Not entirely sure this is what you wanted but It's relevant enough to post an alternative to adding to sys.path.
Python2
In python 2 you could just do (if i'm not mistaken, been a while since i used an older version of Python):
external_lib = __import__('external_lib_folder')
This does however require you to keep the __init__.py and a proper declaration of functions in sad script, otherwise it will fail.

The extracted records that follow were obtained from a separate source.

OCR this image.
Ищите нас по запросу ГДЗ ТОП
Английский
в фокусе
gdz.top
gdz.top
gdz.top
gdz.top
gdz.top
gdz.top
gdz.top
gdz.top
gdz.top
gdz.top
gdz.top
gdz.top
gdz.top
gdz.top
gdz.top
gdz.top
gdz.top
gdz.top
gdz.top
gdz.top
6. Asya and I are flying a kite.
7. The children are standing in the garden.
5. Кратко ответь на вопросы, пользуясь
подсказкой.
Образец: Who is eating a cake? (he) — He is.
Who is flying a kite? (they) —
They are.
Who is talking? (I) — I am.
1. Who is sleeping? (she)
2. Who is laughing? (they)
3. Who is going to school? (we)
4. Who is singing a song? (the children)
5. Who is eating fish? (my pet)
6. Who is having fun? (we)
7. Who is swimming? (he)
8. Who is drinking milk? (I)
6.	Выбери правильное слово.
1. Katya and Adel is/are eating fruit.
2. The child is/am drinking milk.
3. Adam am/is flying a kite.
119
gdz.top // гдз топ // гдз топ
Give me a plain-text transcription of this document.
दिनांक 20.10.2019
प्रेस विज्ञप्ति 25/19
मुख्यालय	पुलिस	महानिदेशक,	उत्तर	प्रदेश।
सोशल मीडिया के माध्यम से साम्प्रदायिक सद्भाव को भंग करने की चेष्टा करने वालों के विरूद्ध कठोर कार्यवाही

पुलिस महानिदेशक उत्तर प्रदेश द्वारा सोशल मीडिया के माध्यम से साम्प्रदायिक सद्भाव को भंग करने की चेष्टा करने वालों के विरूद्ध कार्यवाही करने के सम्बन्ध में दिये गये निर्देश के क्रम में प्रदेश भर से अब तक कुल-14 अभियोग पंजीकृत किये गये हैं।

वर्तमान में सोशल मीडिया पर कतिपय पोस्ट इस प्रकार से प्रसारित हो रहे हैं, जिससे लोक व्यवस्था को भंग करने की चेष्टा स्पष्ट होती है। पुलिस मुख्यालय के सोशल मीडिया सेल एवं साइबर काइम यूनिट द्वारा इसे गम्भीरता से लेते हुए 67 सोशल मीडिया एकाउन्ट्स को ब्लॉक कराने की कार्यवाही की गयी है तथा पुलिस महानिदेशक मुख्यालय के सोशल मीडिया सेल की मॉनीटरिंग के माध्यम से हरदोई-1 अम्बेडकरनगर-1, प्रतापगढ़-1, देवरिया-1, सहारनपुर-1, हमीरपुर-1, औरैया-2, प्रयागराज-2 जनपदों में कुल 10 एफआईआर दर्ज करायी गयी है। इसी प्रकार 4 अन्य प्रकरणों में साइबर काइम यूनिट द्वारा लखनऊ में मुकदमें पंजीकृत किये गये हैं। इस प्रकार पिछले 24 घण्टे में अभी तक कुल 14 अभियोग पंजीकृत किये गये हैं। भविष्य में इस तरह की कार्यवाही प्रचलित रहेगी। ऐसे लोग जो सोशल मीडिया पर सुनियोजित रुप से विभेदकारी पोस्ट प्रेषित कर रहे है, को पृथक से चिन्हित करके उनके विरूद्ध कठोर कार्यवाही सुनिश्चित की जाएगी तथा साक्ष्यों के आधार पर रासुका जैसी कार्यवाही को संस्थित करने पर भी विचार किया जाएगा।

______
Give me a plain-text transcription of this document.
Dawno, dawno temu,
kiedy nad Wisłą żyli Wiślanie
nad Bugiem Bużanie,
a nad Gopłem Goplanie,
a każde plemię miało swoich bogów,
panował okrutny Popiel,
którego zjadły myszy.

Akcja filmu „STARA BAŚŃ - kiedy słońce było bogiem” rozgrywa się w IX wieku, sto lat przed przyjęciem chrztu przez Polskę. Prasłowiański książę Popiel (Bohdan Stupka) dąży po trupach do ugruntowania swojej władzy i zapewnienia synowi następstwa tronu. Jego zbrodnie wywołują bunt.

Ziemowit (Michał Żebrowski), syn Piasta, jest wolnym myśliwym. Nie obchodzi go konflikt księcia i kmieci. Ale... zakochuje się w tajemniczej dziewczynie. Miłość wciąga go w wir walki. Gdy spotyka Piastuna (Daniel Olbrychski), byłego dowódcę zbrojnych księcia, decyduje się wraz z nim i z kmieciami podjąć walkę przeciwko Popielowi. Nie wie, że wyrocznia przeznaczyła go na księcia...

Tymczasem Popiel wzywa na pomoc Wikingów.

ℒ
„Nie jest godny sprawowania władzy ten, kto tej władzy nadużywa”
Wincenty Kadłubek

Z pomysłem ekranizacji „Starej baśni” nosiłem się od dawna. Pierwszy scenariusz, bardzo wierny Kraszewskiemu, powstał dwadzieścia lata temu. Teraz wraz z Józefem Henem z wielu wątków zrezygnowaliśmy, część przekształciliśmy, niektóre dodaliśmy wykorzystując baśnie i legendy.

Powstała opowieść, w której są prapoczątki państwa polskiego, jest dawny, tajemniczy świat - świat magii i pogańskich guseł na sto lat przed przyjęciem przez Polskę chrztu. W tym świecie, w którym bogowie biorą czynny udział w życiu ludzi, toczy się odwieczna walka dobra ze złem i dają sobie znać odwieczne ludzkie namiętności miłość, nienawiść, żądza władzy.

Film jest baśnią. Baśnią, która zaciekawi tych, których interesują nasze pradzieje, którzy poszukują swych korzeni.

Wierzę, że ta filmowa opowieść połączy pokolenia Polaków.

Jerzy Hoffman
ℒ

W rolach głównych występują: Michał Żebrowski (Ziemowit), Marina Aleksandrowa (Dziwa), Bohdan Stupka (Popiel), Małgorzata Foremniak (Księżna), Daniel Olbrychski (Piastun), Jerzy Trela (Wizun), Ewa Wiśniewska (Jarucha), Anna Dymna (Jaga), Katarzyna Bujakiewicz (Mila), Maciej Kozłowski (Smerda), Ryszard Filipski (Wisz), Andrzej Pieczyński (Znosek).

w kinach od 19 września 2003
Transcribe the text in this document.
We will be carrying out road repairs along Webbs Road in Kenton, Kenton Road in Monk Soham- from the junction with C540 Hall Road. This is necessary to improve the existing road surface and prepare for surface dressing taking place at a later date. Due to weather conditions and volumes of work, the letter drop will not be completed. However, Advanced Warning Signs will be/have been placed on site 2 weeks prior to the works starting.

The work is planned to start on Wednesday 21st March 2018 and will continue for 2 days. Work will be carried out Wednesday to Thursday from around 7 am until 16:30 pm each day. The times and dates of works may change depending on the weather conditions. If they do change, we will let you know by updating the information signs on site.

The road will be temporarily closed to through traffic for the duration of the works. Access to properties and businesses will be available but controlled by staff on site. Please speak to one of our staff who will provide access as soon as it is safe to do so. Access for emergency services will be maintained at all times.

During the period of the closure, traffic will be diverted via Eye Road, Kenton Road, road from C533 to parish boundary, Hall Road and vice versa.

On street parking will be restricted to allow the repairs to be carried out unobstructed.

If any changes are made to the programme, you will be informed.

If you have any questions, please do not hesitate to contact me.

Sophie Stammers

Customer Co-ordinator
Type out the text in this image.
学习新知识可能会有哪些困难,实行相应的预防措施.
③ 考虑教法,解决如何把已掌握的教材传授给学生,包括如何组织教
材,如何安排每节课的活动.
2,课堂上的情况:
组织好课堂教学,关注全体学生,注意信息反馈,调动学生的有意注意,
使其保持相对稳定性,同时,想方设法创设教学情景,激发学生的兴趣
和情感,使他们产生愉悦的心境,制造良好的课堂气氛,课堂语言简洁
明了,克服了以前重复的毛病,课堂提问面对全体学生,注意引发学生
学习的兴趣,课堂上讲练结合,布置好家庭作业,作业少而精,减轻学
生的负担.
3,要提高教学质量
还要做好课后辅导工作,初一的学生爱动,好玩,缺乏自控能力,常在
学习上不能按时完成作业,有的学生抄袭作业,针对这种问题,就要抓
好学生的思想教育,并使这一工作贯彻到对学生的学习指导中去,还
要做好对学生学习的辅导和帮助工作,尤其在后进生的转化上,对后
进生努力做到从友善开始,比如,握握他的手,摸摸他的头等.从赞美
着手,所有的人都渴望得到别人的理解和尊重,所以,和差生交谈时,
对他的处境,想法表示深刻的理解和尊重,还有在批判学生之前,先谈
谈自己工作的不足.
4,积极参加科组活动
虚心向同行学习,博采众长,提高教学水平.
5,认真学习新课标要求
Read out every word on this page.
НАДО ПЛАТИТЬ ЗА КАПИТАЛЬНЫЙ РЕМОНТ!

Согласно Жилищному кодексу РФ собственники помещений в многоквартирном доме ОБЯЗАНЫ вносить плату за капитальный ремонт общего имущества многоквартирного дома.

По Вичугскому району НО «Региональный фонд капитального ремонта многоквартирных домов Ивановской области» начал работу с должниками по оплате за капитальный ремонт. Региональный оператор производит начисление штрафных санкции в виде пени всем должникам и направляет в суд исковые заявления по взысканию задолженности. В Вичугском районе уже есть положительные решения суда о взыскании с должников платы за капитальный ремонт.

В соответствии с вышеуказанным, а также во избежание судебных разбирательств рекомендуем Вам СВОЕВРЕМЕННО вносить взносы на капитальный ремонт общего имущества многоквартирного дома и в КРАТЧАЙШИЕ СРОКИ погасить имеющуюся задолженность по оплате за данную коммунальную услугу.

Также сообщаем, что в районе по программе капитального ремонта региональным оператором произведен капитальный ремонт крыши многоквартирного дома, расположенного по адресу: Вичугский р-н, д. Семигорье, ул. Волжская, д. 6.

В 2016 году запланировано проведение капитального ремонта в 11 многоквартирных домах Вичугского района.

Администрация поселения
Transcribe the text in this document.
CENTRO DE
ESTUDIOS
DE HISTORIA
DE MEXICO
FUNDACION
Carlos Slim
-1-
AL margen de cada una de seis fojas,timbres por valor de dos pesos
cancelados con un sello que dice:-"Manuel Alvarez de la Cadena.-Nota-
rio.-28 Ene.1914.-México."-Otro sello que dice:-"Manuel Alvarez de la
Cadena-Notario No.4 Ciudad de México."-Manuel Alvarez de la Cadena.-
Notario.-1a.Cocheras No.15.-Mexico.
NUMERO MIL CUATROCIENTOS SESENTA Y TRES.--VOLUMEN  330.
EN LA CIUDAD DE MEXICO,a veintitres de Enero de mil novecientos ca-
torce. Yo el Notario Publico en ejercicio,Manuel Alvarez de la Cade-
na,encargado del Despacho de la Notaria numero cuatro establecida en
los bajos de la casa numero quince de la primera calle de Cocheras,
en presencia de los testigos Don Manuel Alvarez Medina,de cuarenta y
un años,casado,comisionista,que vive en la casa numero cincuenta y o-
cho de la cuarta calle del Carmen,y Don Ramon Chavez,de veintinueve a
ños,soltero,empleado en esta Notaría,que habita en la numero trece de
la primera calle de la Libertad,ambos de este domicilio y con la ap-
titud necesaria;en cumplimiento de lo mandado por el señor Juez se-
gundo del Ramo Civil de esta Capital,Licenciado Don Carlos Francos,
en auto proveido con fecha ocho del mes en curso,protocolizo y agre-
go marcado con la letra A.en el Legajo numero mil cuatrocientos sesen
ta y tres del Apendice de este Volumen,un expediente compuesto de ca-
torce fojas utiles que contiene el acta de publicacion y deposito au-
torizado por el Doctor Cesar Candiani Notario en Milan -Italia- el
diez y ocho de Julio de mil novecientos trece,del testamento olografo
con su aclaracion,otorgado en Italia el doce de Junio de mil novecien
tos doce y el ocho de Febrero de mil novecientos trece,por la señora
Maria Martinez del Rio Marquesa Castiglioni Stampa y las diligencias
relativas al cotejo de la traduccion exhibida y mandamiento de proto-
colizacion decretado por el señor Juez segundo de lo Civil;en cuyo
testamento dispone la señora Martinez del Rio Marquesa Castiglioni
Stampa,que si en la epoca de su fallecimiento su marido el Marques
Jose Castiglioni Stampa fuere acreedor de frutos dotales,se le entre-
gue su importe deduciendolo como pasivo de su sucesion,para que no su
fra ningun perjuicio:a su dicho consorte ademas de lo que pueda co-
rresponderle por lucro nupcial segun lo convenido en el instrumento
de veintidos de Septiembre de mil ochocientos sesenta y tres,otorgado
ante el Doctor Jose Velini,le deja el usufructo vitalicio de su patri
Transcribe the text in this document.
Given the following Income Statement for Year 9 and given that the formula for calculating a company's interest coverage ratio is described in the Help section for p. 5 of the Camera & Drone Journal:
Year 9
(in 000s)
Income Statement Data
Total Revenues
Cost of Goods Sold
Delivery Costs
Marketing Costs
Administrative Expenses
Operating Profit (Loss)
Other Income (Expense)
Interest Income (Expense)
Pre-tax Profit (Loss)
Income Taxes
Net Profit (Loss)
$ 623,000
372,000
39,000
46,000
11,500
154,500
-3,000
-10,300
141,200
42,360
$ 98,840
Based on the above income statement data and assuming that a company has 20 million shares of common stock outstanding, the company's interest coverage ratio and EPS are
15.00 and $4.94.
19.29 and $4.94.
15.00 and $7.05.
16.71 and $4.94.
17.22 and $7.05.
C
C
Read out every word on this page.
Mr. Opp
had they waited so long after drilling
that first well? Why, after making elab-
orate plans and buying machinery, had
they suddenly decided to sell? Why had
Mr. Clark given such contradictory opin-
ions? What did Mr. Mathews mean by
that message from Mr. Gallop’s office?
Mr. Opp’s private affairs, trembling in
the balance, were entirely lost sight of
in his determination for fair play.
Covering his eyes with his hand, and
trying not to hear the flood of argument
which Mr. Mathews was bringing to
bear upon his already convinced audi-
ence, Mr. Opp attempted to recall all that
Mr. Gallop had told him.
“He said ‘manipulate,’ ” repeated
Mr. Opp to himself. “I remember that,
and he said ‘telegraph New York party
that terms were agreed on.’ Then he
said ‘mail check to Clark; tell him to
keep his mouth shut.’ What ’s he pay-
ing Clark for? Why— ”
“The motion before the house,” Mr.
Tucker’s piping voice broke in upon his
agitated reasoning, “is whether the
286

**It's also important that the folder you're trying to import from is of the same name that the __init__.py script in sad folder is trying to import it's sub-libraries from, for instance geopy would be:
./myscript.py
./geopy/
./geopy/__init__.py
./geopy/compat.py
...
And the code of myscript.py would look like this:
handle = __import__('geopy')
print(handle)
Which would produce the following output:
[user#machine project]$ python2 myscript.py
<module 'geopy' from '/home/user/project/geopy/__init__.pyc'>
[user#machine project]$ tree -L 2
.
├── geopy
│ ├── compat.py
│ ├── compat.pyc
│ ├── distance.py
│ ├── distance.pyc
│ ├── exc.py
│ ├── exc.pyc
│ ├── format.py
│ ├── format.pyc
│ ├── geocoders
│ ├── __init__.py
│ ├── __init__.pyc
│ ├── location.py
│ ├── location.pyc
│ ├── point.py
│ ├── point.pyc
│ ├── units.py
│ ├── units.pyc
│ ├── util.py
│ ├── util.pyc
│ └── version.pyc
└── myscript.py
2 directories, 20 files
Because in __init__.py of geopy, it's defined imports such as from geopy.point import Point which requires a namespace or a folder of geopy to be present.
There for you can't rename the folder to functions and place a folder called geopy in there because that won't work, nor will placing the contents of geopy in a folder called functions because that's not what geopy will look for.
Adding the path to sys.path (Py2 + 3)
As discussed in the comments, you can also add the folder to your sys.path variable prior to imports.
import sys
sys.path.insert(0, './functions')
import geopy
print(geopy)
>>> <module 'geopy' from './functions/geopy/__init__.pyc'>
Why this is a bad idea: It will work, and is used by many. The problems that can occur is that you might replace system functions or other modules might get loaded from other folders if you're not careful where you import stuff from. There for use .insert(0, ...) for most and be sure you actually want to risk replacing system built-ins with "shady" path names.
What you suggest is bad practice, it is a weak arrangement. The best solution (which is also easy to do) is to package it properly and add an explicit dependency, like this:
from setuptools import setup
setup(name='funniest',
version='0.1',
description='The funniest joke in the world',
url='http://github.com/storborg/funniest',
author='Flying Circus',
author_email='flyingcircus#example.com',
license='MIT',
packages=['funniest'],
install_requires=[
'markdown',
],
zip_safe=False)
This will work if the third party library is on pipy. If it's not, use this:
setup(
...
dependency_links=['http://github.com/user/repo/tarball/master#egg=package-1.0']
...
)
(See this explanation for packaging).